In 2014, actor Columbus Short, was accused of domestic violence by his estranged partner, Tanee McCall. She claimed Short beat her in front of their child and proceeded to place a knife to her throat, threatening to kill her and himself. At the time, Hughley defended Short by referring to her as a “thirsty bitch” and “thirsty hoe” on his nationally syndicated radio show. Even right after being confronted by his co-host, Jasmine Sanders, he continued to berate McCall.


“I’ve been in situations where the police were called,” he claimed. “I don’t believe that every time someone says something in the heat of anger, they actually mean it. Everybody want a thug dude, an enthusiastic dude, up until you gotta survive with your mother in a undisclosed location. You know what sort of dude you picked. Stop it.”


Two years back to that, Hughley appeared on NPR to tell host Michele Martin, a Black woman, that he had never met an angrier sort of people than Black females. He then defended his defense of fellow radio host Don Imus, who, before having his show cancelled by CBS Radio, once notoriously referred to Rutgers women’s basketball team as “nappy headed hoes.”
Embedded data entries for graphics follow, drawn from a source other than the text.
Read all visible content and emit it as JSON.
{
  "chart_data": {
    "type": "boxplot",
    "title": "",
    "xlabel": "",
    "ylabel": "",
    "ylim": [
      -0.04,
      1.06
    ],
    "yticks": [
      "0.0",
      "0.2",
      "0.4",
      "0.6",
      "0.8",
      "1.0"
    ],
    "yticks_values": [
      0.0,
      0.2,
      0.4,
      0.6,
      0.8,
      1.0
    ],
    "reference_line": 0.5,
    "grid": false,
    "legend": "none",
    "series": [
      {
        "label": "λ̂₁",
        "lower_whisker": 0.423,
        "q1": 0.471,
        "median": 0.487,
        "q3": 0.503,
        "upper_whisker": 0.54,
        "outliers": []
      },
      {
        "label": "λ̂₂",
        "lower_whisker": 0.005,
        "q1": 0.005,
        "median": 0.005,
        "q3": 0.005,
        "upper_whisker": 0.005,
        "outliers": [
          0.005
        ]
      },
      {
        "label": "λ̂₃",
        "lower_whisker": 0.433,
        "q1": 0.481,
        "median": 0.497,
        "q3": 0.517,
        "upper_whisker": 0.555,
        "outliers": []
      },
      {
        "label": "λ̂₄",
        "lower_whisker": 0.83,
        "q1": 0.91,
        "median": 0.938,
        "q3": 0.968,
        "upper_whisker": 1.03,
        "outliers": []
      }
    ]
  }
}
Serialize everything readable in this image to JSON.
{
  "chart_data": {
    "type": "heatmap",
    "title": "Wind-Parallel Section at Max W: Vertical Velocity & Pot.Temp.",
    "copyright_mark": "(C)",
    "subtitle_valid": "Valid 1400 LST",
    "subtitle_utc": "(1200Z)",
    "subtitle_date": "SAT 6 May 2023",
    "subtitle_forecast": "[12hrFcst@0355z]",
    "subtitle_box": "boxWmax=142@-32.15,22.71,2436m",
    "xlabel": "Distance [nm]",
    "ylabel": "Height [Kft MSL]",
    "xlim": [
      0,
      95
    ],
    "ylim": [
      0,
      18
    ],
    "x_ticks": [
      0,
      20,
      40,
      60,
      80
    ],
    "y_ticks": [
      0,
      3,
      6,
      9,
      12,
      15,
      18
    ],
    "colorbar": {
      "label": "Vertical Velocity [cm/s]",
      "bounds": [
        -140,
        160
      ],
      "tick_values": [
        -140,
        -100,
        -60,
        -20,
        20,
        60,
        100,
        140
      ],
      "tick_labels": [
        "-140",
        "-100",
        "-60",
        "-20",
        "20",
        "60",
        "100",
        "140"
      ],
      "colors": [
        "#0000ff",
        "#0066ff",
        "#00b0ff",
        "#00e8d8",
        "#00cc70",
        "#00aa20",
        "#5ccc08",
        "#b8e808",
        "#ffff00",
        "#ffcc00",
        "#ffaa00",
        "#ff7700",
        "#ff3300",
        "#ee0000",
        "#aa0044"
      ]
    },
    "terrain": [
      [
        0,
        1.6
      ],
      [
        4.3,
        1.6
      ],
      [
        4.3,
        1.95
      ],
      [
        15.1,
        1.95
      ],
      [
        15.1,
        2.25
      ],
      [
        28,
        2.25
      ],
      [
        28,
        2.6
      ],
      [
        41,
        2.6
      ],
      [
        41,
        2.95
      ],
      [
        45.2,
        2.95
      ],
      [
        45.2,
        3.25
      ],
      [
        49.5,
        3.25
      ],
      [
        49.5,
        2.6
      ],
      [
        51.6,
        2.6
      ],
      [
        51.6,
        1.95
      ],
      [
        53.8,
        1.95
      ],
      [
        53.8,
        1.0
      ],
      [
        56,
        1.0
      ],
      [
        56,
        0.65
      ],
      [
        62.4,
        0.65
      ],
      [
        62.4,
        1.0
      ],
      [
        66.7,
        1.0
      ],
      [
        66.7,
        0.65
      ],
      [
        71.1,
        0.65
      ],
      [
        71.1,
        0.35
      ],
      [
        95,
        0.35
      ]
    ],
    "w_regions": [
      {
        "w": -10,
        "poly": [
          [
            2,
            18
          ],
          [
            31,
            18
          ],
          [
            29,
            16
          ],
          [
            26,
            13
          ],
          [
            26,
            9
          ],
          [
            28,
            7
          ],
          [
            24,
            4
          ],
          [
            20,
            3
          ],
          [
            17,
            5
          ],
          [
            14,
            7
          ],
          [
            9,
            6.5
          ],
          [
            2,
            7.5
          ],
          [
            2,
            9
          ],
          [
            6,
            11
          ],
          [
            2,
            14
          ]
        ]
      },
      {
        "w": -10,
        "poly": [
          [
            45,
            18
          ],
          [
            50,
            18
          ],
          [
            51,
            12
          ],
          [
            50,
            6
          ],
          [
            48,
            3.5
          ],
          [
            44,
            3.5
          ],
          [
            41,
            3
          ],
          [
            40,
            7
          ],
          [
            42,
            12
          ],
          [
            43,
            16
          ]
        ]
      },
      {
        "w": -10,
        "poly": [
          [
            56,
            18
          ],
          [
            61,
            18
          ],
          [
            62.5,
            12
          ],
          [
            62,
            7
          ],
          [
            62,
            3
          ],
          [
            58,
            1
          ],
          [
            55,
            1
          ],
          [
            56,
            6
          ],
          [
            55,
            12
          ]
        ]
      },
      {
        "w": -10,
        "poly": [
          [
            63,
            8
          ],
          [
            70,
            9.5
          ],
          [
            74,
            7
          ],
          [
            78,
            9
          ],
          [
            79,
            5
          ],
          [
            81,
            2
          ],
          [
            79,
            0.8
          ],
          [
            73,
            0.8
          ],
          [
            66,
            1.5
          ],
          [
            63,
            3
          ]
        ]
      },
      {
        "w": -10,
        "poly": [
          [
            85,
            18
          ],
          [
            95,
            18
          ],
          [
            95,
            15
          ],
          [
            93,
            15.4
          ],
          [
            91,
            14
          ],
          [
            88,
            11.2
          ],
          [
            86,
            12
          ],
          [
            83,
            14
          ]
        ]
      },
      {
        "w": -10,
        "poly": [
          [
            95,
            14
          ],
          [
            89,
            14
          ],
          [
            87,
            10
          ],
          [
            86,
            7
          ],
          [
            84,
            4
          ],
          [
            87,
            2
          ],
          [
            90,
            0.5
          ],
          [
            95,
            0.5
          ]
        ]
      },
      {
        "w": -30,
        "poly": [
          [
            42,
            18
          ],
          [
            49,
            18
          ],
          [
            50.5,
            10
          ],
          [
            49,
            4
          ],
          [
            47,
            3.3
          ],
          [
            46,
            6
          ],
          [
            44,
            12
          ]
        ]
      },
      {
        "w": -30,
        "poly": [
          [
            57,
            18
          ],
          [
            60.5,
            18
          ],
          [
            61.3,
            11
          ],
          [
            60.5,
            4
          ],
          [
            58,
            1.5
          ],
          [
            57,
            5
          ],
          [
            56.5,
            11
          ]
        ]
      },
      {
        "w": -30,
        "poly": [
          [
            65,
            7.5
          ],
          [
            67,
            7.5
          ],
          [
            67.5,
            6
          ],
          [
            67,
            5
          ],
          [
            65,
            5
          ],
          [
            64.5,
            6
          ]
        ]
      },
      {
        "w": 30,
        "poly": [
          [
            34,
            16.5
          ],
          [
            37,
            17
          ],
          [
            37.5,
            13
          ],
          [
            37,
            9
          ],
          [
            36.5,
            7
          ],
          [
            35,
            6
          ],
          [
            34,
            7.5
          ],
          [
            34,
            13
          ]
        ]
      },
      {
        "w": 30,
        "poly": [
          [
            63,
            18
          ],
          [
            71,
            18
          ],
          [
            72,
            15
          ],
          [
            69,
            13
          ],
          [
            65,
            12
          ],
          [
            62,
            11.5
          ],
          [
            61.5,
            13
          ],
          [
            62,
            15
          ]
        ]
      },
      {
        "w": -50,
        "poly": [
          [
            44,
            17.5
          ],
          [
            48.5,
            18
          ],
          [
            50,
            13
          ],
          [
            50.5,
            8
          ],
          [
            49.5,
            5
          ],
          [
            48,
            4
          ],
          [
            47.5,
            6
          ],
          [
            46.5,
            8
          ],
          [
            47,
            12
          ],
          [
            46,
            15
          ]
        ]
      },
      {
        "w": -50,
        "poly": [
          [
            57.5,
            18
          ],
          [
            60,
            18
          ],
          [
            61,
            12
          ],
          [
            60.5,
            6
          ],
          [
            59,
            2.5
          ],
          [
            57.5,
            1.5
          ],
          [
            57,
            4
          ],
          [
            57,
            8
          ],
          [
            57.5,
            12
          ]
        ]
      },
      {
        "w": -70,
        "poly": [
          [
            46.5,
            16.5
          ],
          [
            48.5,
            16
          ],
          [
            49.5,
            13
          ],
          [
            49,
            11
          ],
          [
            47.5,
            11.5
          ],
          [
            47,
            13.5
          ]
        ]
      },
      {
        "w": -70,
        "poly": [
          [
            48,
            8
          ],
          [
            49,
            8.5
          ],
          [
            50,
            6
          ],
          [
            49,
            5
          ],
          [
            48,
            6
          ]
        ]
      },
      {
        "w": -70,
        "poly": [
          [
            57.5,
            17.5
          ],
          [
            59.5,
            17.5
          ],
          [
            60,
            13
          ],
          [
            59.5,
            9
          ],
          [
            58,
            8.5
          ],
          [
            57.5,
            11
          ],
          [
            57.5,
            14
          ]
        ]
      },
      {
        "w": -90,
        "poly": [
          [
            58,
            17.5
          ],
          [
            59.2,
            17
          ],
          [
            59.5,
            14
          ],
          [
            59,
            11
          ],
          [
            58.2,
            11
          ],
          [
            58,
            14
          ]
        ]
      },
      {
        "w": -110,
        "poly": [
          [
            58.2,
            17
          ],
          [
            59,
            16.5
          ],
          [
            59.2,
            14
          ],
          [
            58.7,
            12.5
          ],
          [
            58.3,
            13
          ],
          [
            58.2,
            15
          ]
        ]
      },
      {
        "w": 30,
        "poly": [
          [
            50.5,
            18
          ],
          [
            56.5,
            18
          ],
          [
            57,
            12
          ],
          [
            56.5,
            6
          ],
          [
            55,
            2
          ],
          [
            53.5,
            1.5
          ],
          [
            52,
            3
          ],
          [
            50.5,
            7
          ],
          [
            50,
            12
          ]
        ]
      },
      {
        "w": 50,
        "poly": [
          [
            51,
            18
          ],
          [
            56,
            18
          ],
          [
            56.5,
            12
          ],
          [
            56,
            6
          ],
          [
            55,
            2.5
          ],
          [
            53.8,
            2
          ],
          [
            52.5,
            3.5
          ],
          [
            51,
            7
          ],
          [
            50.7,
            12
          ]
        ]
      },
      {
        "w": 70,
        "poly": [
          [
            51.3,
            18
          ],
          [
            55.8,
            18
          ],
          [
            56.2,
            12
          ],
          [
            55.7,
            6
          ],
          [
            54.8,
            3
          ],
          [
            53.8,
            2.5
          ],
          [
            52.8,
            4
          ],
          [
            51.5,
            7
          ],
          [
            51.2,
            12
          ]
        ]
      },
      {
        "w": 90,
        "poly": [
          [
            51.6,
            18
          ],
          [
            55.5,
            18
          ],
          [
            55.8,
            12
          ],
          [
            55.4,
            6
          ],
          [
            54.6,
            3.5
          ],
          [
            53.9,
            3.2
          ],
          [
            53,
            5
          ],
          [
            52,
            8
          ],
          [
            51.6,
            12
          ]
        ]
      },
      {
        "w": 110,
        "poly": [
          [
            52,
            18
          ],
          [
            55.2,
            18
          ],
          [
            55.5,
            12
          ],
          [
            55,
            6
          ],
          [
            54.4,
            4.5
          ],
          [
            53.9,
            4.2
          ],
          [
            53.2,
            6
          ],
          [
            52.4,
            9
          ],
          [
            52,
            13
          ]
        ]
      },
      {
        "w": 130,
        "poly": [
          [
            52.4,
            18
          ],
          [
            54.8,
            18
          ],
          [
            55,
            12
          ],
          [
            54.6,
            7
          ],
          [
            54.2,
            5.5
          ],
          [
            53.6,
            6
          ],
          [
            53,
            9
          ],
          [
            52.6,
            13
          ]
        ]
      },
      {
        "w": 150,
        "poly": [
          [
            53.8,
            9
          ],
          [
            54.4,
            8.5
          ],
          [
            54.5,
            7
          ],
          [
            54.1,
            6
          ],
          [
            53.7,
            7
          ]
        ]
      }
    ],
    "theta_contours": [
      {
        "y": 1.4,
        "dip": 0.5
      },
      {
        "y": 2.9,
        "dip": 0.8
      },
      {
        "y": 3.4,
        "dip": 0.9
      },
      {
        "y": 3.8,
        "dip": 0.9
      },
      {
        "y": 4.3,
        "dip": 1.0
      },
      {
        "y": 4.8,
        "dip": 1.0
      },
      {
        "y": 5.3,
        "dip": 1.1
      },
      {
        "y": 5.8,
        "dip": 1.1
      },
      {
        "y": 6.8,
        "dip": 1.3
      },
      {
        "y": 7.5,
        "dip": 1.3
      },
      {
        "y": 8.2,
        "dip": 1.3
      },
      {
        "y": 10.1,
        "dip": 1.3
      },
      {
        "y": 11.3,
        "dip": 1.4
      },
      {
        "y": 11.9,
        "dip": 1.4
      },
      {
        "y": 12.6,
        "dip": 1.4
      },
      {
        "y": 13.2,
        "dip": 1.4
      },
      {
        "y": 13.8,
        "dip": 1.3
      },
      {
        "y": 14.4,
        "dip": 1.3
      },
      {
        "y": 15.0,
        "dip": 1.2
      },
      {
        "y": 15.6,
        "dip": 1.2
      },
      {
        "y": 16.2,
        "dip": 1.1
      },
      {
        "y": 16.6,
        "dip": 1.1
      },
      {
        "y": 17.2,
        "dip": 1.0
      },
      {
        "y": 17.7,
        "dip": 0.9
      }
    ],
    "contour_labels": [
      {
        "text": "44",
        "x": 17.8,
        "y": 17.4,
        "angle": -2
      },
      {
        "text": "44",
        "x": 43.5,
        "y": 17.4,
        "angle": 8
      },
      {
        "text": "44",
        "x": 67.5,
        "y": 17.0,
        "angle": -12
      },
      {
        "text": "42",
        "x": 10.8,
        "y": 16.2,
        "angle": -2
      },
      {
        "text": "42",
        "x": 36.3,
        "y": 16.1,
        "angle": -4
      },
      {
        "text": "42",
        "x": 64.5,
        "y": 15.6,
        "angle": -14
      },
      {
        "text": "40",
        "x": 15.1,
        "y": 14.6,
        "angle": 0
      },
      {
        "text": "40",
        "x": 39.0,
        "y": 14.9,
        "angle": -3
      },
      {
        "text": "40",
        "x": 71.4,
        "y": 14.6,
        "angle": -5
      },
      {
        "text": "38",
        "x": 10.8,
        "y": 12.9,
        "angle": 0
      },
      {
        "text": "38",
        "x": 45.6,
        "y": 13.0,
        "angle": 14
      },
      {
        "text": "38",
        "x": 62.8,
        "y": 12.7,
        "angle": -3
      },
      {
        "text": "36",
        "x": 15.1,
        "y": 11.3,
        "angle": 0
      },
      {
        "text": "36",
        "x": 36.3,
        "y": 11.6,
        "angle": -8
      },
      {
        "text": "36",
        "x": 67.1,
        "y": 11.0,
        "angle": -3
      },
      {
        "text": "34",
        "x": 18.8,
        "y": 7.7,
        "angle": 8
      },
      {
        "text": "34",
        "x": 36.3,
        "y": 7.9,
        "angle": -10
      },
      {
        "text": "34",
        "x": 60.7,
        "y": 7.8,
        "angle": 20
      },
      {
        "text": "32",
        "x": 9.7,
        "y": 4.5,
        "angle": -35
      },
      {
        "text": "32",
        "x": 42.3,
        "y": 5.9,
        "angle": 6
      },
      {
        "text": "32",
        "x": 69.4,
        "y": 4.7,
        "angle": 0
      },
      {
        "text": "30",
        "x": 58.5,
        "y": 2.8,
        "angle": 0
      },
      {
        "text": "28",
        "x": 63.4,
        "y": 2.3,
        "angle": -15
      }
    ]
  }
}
And last December, Hughley defended the homophobic tweets that ultimately forced Kevin Hart to turn down his possibility to host the 2019 Oscars. Hughley sent a pointed message of support to the comedian in a Instagram video: "Fuck 'em if they can't take a joke. Well played, Kevin Hart." He also branded one of Hart's critics, Pose star Indya Moore, a “pussy.”


If Hughley cared so much about victims, his concern would prove to be less selective. And therein lies the problem with Hughley’s critique of Crews, and by extension, all of his detractors: They are irritated with Crews for standing tall and defying their flawed lil’ image of what makes a gentleman, and in Crews’ case in particular, a Black man.


Crews is 6’2” and 235 pounds. He's a former NFL player, and right now stars in action films like The Expendables. He is the shirtless muscle man from the Old Spice commercials. In their minds, he isn't supposed to be a victim because he is big, strong, athletic, and has literally embodied their myopic view of masculinity.


To wit, in Hughley’s original interview with VladTV, he joked that he was “not sexy enough [to be assaulted by a man].”


“Low-key, I feel like I’m inferior,” he mentioned. “I’ve routinely had to talk females into sex with me, so I think about it would have to be the same way with a gay dude.”


What saddens me about that quote is that it is the root of the types of criticism Crews will right now be subjected to for the foreseeable future by sad little males packaged as males, who hold onto images of manhood inspired by cartoon characters and action figures. They visualize vulnerability as a weakness for a male. The only real weakness is having such a limited view of what makes a man.